A typical day in the future
You may have seen this short film made by Keiichi Matsuda depicting his take on hyper reality. It’s making the rounds and many are questioning whether Matsuda’s vision is what our future entails, and others ponder how soon this could happen to our lives.
The gist of the film
In this film we are riding on the shoulder of a woman who does routine things like riding a bus and grocery shopping. But we get her hyper reality views too as she plays a tile based game in the air, chats with her boss, checks her pain currency and adopts an avatar puppy at the store. The hyper reality glitches, and changes, and ultimately she is robbed of her points and identity and plunged back into the dull, grey, bare world. The film ends with the woman entering a church and becoming a first level catholic after having her identity aggressively stolen.

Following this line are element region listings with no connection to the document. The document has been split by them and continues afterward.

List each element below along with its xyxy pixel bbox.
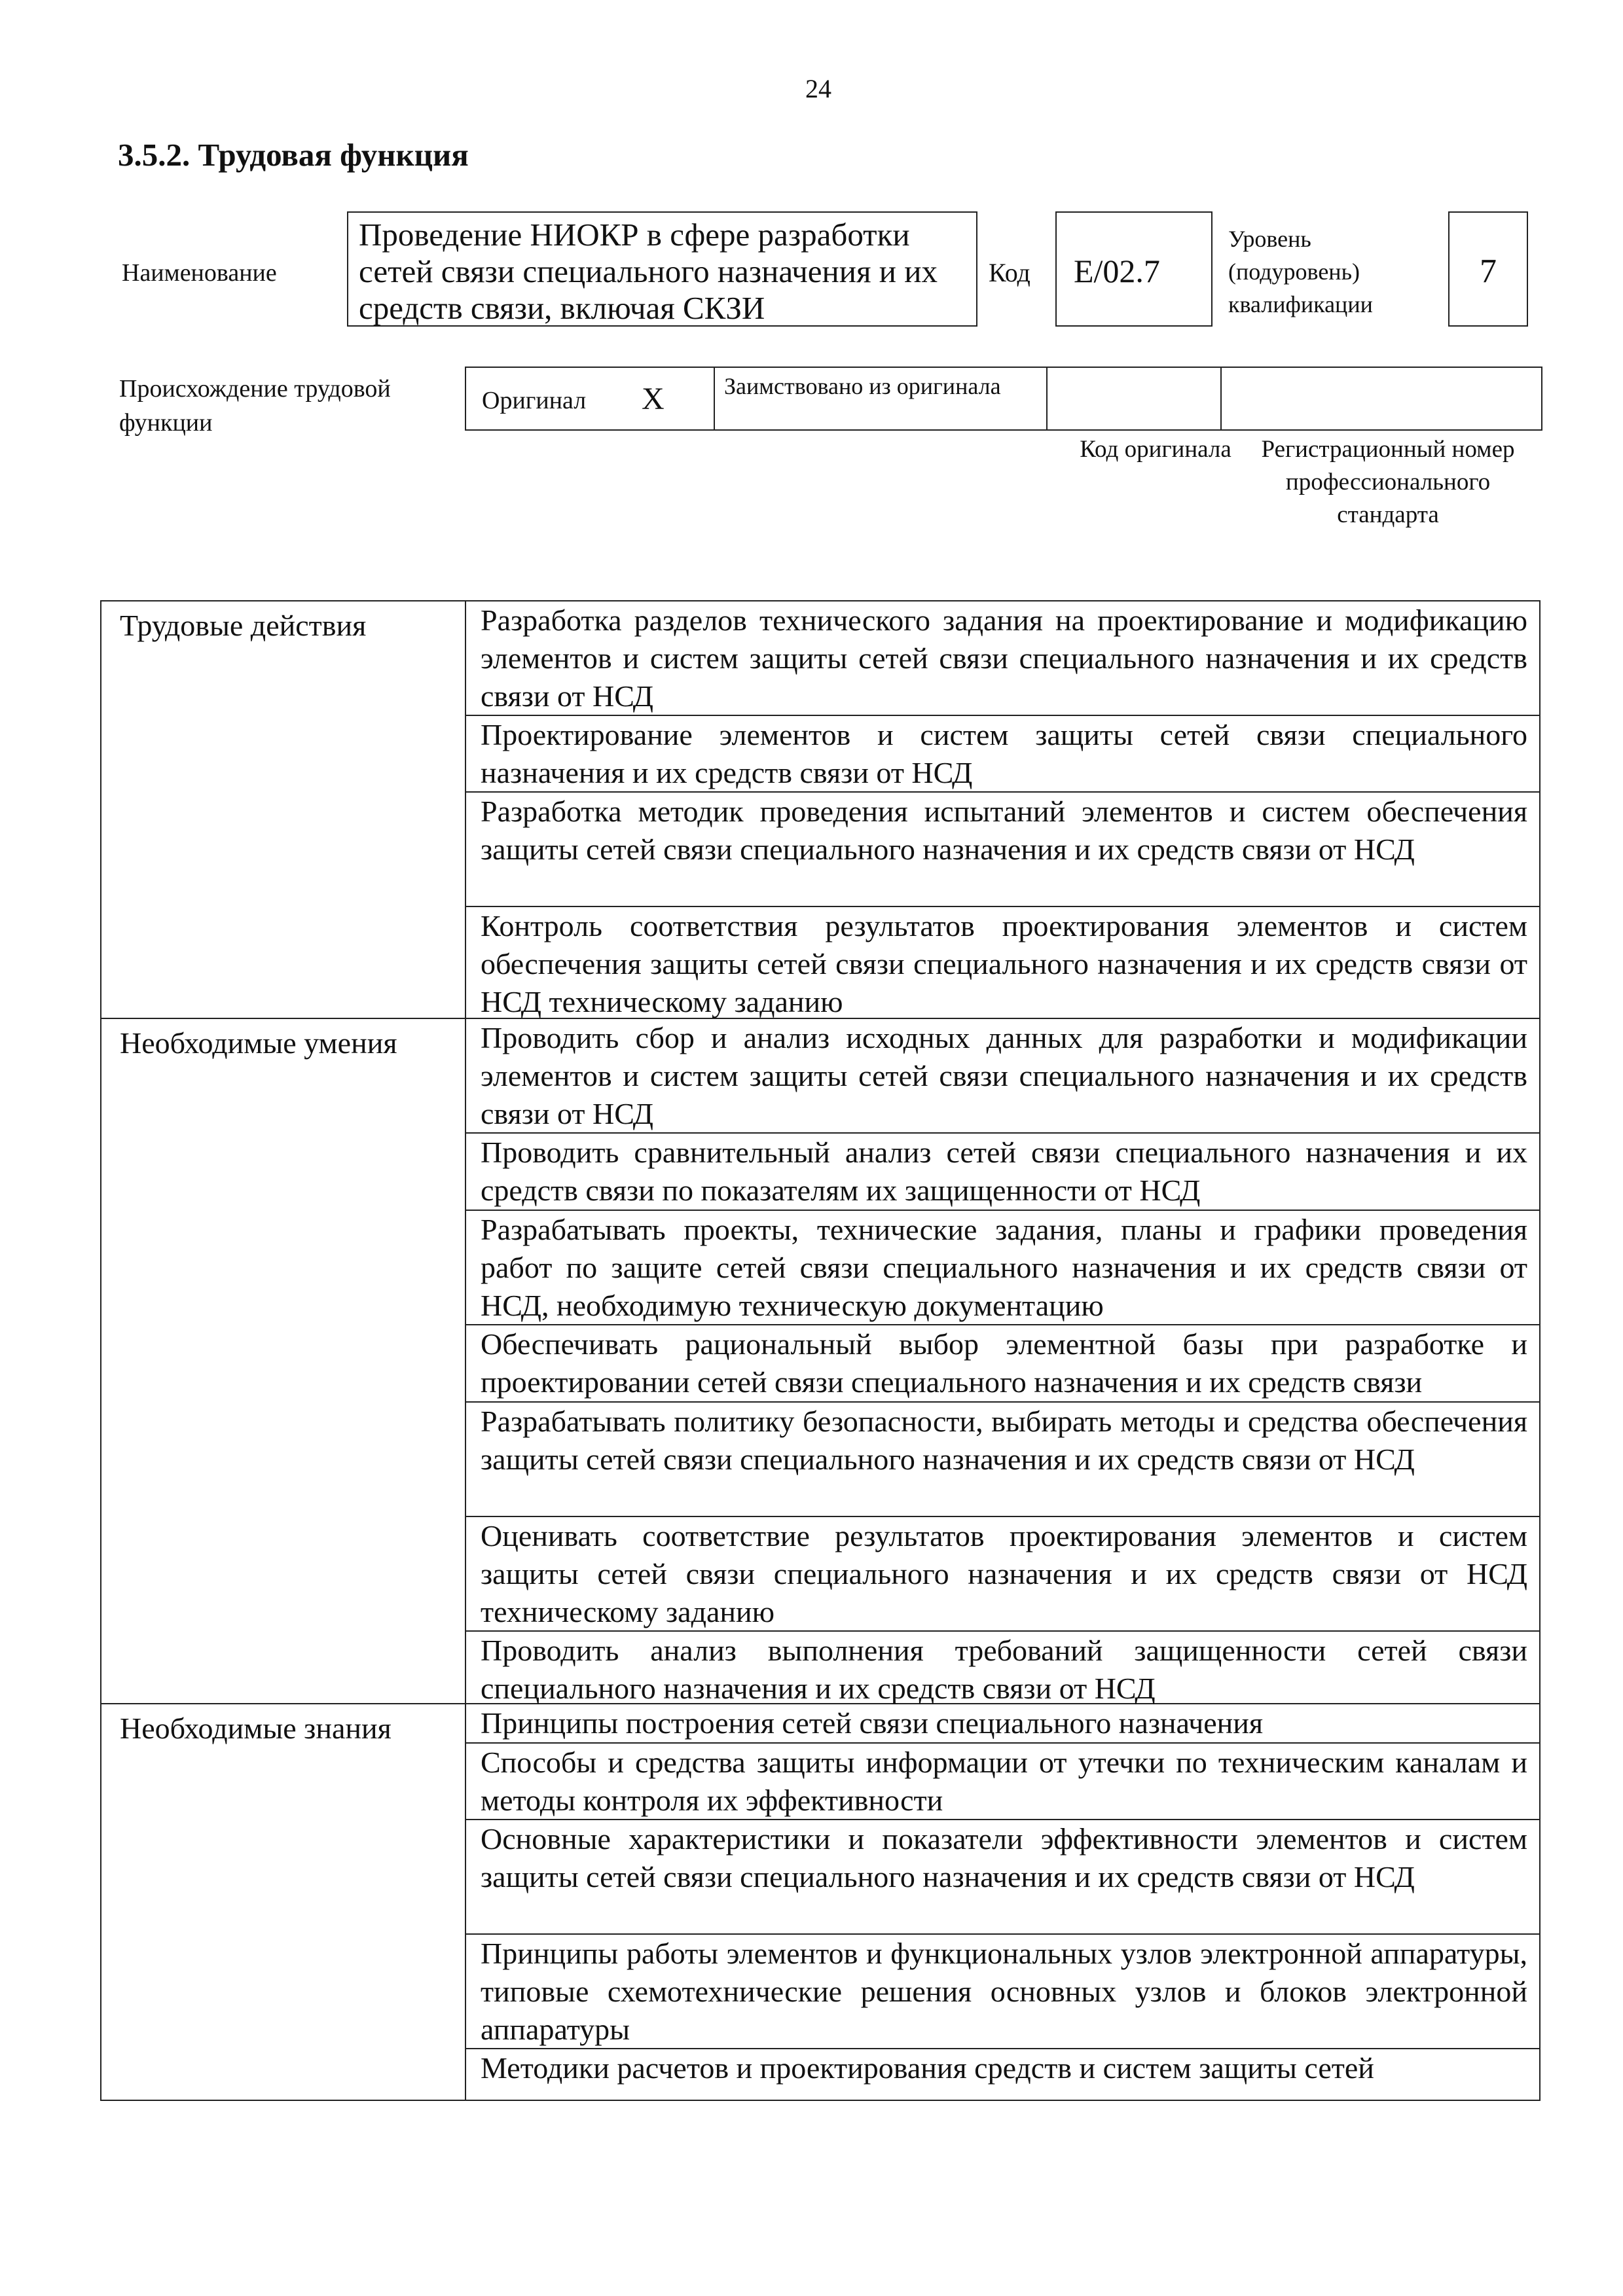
table-item: Разрабатывать политику безопасности, выбирать методы и средства обеспечения защиты сетей связи специального назначения и их средств связи от НСД xyxy=(466,1403,1539,1517)
group-items xyxy=(465,1704,1539,2100)
original-checkmark: X xyxy=(642,382,665,416)
code-label: Код xyxy=(989,258,1030,287)
page-number: 24 xyxy=(805,74,831,103)
group-label: Трудовые действия xyxy=(120,609,367,642)
table-item: Проводить сбор и анализ исходных данных для разработки и модификации элементов и систем защиты сетей связи специального назначения и их средств связи от НСД xyxy=(466,1019,1539,1134)
function-code-field: E/02.7 xyxy=(1055,211,1213,327)
table-item: Разработка методик проведения испытаний элементов и систем обеспечения защиты сетей связи специального назначения и их средств связи от НСД xyxy=(466,793,1539,907)
group-labor-actions xyxy=(101,601,1539,1019)
function-name-field: Проведение НИОКР в сфере разработки сетей связи специального назначения и их средств связи, включая СКЗИ xyxy=(347,211,977,327)
group-label: Необходимые знания xyxy=(120,1712,392,1745)
original-label: Оригинал xyxy=(482,387,587,414)
table-item: Обеспечивать рациональный выбор элементной базы при разработке и проектировании сетей связи специального назначения и их средств связи xyxy=(466,1325,1539,1403)
table-item: Разработка разделов технического задания на проектирование и модификацию элементов и систем защиты сетей связи специального назначения и их средств связи от НСД xyxy=(466,601,1539,716)
origin-code-cell xyxy=(1048,368,1222,429)
borrowed-label: Заимствовано из оригинала xyxy=(724,373,1001,399)
origin-label: Происхождение трудовой функции xyxy=(119,375,391,437)
origin-original-cell xyxy=(466,368,715,429)
group-required-skills xyxy=(101,1019,1539,1704)
section-title: 3.5.2. Трудовая функция xyxy=(118,137,469,173)
table-item: Методики расчетов и проектирования средств и систем защиты сетей xyxy=(481,2051,1374,2085)
table-item: Основные характеристики и показатели эффективности элементов и систем защиты сетей связи специального назначения и их средств связи от НСД xyxy=(466,1820,1539,1935)
group-items xyxy=(465,601,1539,1018)
code-original-caption: Код оригинала xyxy=(1080,436,1231,463)
origin-reg-number-cell xyxy=(1222,368,1541,429)
table-item: Проводить сравнительный анализ сетей связи специального назначения и их средств связи по показателям их защищенности от НСД xyxy=(466,1134,1539,1211)
table-item: Разрабатывать проекты, технические задания, планы и графики проведения работ по защите сетей связи специального назначения и их средств связи от НСД, необходимую техническую документацию xyxy=(466,1211,1539,1325)
competency-table xyxy=(100,600,1541,2101)
table-item: Способы и средства защиты информации от утечки по техническим каналам и методы контроля их эффективности xyxy=(466,1744,1539,1820)
qualification-level-field: 7 xyxy=(1448,211,1528,327)
origin-borrowed-cell xyxy=(715,368,1048,429)
name-label: Наименование xyxy=(122,259,277,287)
table-item: Проектирование элементов и систем защиты сетей связи специального назначения и их средств связи от НСД xyxy=(466,716,1539,793)
group-label: Необходимые умения xyxy=(120,1026,397,1060)
table-item: Проводить анализ выполнения требований защищенности сетей связи специального назначения и их средств связи от НСД xyxy=(481,1634,1527,1704)
table-item: Оценивать соответствие результатов проектирования элементов и систем защиты сетей связи специального назначения и их средств связи от НСД техническому заданию xyxy=(466,1517,1539,1632)
group-required-knowledge xyxy=(101,1704,1539,2100)
group-items xyxy=(465,1019,1539,1703)
table-item: Принципы построения сетей связи специального назначения xyxy=(466,1704,1539,1744)
reg-number-caption: Регистрационный номер профессионального стандарта xyxy=(1261,436,1515,528)
origin-row xyxy=(465,367,1542,431)
table-item: Контроль соответствия результатов проектирования элементов и систем обеспечения защиты сетей связи специального назначения и их средств связи от НСД техническому заданию xyxy=(481,909,1527,1018)
table-item: Принципы работы элементов и функциональных узлов электронной аппаратуры, типовые схемотехнические решения основных узлов и блоков электронной аппаратуры xyxy=(466,1935,1539,2049)
qualification-level-label: Уровень (подуровень) квалификации xyxy=(1228,226,1373,317)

The film feels like a neon techno reality show meets blade runner. Advertisements and music overlay everything. We can tell she’s dissatisfied with her life but there are so very many distractions to help.
What does “hyper reality” mean?
So what is hyper reality? From the filmmakers perspective: “Hyper-Reality presents a provocative and kaleidoscopic new vision of the future, where physical and virtual realities have merged, and the city is saturated in media.”
Hyper reality is part of the trend that imagines the mixing of the digital and real words and reactions to it range from excited to highly critical.
Is this what the future really holds?
Despite the social stigma associated with innovative devices like google glass, hyper reality seems in some ways inevitable. Weather it will look more Iron Man or this rather disturbing viral video remains to be seen.